Retailers that do not operate in New York or California also should focus attention on violence mitigation. The federal OSH Act’s General Duty Clause (GDC) and its state-law equivalents require employers to provide employees with workplaces that are free from recognized hazards that are likely to cause serious injury or death. OSHA considers industry standards when engaging in GDC enforcement, and OSHA considers what a particular employer is doing to protect its employees at other of its worksites when evaluating whether the employer has violated the GDC.
In this manner, these new state laws can impact federal OSHA enforcement. Federal OSHA may use enhanced New York and California workplace violence programs against retail employers in general, claiming this is now the industry standard. Also, OSHA can and will hold nationwide employers to the level of effort in their New York and California sites at their sites in the other 48 states.

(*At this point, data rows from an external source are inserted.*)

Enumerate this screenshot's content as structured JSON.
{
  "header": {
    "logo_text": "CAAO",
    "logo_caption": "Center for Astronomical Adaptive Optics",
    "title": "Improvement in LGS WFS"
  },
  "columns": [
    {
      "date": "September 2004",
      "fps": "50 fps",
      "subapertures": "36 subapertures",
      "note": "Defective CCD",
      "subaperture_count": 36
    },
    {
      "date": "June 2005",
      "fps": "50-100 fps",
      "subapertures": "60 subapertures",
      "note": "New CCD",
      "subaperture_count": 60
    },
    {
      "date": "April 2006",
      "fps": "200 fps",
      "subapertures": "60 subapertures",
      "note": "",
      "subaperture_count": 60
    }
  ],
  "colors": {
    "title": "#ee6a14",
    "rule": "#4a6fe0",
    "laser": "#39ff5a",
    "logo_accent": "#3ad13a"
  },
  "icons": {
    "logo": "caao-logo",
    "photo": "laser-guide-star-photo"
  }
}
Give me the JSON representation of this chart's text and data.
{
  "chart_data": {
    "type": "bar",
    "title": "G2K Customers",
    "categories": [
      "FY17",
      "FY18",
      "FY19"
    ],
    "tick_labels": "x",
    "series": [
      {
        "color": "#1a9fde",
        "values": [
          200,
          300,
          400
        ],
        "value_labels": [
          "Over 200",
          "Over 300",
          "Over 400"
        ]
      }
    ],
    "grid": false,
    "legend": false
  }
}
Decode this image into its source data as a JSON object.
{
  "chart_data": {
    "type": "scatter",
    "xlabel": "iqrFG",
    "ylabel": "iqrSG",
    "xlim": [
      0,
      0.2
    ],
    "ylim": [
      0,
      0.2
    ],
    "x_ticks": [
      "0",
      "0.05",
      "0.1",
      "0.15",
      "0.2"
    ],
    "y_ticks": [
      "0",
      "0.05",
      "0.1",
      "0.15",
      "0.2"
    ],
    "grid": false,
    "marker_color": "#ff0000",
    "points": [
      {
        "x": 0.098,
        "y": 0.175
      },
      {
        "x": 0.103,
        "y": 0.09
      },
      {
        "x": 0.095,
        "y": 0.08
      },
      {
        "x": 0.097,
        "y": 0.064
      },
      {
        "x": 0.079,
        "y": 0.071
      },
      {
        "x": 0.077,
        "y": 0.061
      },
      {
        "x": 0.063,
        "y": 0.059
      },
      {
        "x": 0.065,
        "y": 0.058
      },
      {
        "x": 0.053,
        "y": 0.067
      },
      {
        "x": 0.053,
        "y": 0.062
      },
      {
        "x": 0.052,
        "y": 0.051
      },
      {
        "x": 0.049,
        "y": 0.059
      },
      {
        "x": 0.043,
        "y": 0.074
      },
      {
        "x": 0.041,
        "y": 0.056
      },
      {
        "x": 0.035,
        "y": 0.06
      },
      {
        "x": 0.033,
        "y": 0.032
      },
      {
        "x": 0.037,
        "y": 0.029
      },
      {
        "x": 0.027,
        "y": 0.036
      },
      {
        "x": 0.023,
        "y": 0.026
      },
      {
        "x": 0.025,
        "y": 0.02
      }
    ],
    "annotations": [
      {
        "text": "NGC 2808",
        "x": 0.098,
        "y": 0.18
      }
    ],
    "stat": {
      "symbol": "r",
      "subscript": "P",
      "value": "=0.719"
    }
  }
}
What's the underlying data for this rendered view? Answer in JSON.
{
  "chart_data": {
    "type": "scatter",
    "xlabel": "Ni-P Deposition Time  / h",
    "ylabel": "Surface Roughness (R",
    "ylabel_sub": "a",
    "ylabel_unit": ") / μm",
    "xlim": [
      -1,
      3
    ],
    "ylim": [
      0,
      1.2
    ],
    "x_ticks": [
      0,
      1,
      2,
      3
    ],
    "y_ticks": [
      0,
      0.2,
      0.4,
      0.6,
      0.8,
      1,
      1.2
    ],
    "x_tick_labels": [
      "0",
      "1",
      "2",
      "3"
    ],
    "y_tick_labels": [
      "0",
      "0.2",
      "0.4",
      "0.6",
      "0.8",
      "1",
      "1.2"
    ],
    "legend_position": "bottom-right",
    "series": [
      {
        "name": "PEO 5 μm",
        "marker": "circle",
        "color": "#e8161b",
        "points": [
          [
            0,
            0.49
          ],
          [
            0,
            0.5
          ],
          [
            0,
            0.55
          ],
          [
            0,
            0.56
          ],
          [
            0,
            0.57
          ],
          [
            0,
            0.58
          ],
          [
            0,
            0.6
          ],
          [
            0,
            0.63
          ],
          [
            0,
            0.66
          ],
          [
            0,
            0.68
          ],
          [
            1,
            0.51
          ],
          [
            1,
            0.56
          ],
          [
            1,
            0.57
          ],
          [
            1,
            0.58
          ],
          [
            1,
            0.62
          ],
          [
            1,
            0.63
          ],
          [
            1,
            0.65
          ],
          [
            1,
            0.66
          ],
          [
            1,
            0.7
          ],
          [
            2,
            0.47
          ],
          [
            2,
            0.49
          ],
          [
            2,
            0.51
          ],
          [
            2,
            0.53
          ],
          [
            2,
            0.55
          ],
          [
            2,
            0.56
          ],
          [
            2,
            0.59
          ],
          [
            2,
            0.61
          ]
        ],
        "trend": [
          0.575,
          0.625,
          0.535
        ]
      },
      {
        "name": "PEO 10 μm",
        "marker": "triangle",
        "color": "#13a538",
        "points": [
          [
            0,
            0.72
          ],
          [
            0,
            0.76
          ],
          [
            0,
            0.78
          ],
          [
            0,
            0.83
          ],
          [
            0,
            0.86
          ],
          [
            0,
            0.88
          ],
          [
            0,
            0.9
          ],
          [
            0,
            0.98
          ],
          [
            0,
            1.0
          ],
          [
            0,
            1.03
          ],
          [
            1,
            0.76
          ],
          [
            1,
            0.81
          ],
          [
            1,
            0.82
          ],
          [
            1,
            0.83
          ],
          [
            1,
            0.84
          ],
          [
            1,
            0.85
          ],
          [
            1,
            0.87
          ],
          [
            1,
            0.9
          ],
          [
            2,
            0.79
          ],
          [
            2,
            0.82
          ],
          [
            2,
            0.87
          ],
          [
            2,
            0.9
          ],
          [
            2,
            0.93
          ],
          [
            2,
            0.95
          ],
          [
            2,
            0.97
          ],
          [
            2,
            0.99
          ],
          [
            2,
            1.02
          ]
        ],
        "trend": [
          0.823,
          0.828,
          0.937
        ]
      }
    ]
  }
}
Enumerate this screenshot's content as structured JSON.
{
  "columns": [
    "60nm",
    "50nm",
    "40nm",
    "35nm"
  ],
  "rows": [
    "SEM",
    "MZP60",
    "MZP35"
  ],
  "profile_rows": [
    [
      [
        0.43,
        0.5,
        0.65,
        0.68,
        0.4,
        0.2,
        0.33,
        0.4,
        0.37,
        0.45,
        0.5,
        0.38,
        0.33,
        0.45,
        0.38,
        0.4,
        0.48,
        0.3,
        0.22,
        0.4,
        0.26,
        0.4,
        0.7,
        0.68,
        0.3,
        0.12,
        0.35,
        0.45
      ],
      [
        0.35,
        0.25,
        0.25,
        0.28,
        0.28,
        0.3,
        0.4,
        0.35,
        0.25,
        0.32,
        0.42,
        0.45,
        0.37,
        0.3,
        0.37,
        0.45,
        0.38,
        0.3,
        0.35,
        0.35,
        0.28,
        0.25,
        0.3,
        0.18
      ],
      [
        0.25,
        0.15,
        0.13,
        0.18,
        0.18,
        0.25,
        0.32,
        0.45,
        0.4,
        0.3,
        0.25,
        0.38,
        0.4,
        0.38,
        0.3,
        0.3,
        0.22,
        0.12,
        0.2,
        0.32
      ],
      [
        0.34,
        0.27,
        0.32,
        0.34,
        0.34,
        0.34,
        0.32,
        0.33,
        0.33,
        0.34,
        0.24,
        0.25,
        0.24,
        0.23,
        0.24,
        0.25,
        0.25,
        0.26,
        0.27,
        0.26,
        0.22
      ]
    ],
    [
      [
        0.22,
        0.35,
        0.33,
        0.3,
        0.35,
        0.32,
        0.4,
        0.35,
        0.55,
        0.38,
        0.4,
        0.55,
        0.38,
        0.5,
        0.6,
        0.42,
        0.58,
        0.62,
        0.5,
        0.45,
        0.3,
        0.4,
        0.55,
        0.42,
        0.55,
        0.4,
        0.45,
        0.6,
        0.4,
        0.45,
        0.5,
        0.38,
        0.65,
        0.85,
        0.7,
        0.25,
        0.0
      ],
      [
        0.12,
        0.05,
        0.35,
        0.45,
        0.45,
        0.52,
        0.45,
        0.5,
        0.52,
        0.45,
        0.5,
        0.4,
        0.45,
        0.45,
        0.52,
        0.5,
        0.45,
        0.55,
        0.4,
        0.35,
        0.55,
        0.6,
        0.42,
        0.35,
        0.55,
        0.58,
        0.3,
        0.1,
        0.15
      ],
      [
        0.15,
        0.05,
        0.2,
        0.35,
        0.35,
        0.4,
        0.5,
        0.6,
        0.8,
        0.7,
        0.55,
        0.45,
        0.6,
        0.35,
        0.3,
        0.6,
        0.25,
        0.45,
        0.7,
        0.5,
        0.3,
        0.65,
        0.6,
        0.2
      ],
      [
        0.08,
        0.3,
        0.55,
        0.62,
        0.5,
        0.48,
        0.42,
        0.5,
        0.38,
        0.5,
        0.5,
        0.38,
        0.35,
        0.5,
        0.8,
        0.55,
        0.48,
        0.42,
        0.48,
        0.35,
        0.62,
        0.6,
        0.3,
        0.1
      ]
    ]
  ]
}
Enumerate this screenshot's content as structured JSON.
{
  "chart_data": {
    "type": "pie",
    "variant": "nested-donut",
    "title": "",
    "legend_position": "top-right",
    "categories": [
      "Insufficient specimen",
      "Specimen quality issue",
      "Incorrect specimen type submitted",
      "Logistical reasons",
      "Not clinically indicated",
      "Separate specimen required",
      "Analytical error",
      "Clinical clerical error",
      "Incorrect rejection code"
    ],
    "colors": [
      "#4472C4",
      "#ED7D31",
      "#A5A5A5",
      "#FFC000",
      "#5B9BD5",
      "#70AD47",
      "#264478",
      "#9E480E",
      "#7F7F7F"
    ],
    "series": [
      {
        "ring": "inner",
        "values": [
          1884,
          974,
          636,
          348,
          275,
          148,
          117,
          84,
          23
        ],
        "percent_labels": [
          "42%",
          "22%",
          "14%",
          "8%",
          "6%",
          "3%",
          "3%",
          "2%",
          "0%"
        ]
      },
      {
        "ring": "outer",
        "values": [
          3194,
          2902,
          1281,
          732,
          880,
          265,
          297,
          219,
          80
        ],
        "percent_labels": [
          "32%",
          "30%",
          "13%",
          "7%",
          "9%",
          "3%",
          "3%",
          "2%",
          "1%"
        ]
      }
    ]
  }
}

Federal OSHA has cited employers under the GDC for workplace violence events for decades, so this is not entirely new. Enforcement in the retail industry, though, has largely been confined to late-night retail or other establishments with employees working alone. Now, the risk of enforcement is across the board and all retail employers should take a fresh look at their existing violence prevention programs to make sure they are taking steps to mitigate the risk of violence.